Reasons for calling a film "weird" may be of several kinds. Some films do their very utmost to appear smart & weird. Others are weird in spite of their fairly straightforward agendas (well - watch Point break....). It's hard to say whether Chabrol's La cérémonie fits any of these categories. On the surface, this a film that doesn't take radical measures with film conventions. We have a fairly uncomplicated story: a girl acquires a position as a maid in a rich family's household. We find out she is illiterate. She does everything to hide it. The girl, Sophie, becomes friends with a woman who works at the post office. Her relations to the family she works for becomes more and more strained.

But afterwards, thinking about the film, it's really hard to come to grips with what the film was about. And it's even harder to say anything about in what spirit the story was told; was it a comedy, tragedy, social critique? And even though the details of the story seemed quite easy to grasp, it is hard to tell why a certain scene is important for the overall story. What is the significance in the film of Sophie's illiteracy? Why do they show the daughter fixing a car when nothing in particular seems to have been revealed in that skill of hers? Or, more to the point, the film seems to lack an "overall story". This is where I am starting to think that the film is less the result of a careless script than it is a conscious play with expectations. In a conventional film, we expect scenes to provide us with certain pieces of information and/or emotions and/or twists that result in character development. La cérémonie takes liberties with all this. Nothing seems to make sense even though, on the surface, there is no real mystery either.  In each scene, in some sense, we seem to "know" what is going on; the patriarch has a fit of anger; Jeanne talks about her son; Sophie watches bad game shows on TV. And, for Christ's sake - the film is based on a Ruth Rendell novel! How hard can it be? And on a primary level, it is not even the ending, the acts of sudden and shocking violence, that makes me say that La cérémonie fucks with my sense of sense. Because haven't we seen that kind of violence a thousand times before? What is so troubling to me is not the inexplicable acts of violence, but the schizoid approach of the film.

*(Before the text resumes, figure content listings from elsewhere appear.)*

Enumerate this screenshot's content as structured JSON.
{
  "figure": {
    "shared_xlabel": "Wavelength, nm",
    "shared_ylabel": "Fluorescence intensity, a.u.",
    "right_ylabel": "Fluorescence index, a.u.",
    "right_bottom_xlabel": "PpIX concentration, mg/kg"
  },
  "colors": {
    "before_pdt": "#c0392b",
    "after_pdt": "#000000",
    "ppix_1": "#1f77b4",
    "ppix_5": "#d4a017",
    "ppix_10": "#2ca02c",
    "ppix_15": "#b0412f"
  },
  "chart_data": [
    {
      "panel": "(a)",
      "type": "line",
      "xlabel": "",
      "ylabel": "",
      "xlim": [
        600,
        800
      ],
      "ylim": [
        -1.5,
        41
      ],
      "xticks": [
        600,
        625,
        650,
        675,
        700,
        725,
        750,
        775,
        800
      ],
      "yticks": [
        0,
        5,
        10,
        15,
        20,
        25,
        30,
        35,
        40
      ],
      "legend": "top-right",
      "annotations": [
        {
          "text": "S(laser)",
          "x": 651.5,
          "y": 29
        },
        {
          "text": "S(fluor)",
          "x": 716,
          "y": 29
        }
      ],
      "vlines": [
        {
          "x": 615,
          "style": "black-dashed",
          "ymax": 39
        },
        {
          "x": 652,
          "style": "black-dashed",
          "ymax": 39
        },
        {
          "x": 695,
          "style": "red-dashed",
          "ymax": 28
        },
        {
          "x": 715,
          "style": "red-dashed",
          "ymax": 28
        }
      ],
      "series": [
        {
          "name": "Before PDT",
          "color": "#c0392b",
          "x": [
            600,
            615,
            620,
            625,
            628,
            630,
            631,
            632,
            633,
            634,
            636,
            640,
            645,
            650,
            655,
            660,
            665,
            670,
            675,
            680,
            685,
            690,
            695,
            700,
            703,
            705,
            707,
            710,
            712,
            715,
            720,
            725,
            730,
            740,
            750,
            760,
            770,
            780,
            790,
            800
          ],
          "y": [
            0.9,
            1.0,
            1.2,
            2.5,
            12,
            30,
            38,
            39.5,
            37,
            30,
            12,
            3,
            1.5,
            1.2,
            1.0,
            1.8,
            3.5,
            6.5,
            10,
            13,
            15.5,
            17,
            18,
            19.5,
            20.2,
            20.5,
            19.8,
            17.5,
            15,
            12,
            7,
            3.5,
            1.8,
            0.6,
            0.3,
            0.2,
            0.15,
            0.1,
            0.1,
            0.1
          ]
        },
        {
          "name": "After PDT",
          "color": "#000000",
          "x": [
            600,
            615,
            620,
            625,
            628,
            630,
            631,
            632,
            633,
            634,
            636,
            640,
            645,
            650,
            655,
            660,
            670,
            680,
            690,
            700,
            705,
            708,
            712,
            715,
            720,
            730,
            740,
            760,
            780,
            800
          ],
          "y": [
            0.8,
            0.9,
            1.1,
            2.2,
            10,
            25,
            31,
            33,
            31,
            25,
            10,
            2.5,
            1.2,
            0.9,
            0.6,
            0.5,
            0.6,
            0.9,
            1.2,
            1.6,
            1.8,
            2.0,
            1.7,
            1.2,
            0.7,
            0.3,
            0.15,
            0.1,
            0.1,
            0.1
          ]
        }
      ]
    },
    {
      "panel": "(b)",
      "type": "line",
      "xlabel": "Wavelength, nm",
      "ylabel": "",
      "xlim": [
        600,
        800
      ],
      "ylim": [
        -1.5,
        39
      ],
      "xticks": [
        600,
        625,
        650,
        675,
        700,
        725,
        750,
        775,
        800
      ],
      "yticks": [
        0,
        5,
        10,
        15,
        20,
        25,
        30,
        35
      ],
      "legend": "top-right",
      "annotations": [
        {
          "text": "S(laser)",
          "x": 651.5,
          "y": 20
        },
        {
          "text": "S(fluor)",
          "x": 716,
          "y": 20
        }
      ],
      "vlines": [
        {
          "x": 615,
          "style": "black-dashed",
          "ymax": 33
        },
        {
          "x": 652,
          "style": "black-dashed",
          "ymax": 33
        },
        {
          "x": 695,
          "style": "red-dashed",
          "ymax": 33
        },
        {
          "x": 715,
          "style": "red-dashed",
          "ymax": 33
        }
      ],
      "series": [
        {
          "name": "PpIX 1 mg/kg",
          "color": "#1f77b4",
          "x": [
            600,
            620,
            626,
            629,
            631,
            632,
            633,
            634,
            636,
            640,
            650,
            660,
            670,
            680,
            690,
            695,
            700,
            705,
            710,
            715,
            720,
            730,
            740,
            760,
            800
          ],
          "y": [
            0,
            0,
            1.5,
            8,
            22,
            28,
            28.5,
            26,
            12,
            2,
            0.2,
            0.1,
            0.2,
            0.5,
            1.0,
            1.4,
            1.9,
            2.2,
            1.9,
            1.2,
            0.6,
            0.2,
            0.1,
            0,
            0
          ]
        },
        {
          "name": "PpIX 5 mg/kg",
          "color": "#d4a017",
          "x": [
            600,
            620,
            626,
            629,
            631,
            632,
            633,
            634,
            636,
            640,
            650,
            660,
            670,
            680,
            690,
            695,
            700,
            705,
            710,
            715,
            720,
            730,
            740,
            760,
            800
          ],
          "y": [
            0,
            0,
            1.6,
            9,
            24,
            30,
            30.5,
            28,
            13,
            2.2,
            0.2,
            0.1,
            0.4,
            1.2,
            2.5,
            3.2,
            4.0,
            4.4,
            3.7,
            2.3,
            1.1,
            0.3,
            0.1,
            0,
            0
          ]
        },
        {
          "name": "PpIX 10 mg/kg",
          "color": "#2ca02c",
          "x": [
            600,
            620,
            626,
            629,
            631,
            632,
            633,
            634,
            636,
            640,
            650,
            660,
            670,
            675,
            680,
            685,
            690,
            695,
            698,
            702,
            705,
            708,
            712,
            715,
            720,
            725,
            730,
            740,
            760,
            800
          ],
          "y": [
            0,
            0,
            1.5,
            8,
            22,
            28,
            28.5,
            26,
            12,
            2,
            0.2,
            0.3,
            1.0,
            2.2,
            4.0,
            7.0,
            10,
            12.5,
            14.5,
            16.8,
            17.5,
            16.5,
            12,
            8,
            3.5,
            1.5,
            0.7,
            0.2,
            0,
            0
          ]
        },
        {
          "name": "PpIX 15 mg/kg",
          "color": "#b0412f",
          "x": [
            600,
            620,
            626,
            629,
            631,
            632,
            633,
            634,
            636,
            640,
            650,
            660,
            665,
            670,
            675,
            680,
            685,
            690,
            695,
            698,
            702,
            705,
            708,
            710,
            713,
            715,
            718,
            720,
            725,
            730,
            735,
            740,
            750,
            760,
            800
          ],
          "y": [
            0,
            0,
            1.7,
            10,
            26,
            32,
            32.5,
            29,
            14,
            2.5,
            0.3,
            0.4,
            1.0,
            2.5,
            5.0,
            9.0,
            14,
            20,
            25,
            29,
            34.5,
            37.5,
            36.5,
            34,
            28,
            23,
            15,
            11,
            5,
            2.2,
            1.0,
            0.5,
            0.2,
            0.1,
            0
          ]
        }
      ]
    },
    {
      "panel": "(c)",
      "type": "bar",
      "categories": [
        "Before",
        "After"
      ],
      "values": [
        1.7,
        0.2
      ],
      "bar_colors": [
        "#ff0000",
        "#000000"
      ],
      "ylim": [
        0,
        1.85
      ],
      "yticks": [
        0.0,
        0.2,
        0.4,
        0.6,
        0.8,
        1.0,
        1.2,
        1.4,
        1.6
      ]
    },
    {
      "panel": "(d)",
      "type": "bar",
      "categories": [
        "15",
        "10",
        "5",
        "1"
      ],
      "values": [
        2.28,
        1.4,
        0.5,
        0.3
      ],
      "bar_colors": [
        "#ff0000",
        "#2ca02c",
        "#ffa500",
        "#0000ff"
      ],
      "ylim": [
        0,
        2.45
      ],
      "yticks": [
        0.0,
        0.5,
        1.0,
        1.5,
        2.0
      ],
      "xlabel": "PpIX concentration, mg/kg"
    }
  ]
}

There are too many anti-climaxes, overstatements, (intentionally?) mannered acting and eerie blind alleys for this to be interpreted as a clumsy attempt at thriller-comedy. When looked at in this way, the film actually gets kind of interesting. But isn't that quite strange: the film is so pointless that I start thinking that there must be a point on some other level?  - This, again, is related to the many ways in which a film might be said to be pointless. I am not perplexed by a Jackie Chan film being, in some people's eyes, pointless. The strange thing is that La cérémonie in quite brutal ways cuts short the viewer's quest for meaning. And that was, to me, both disturbing and interesting.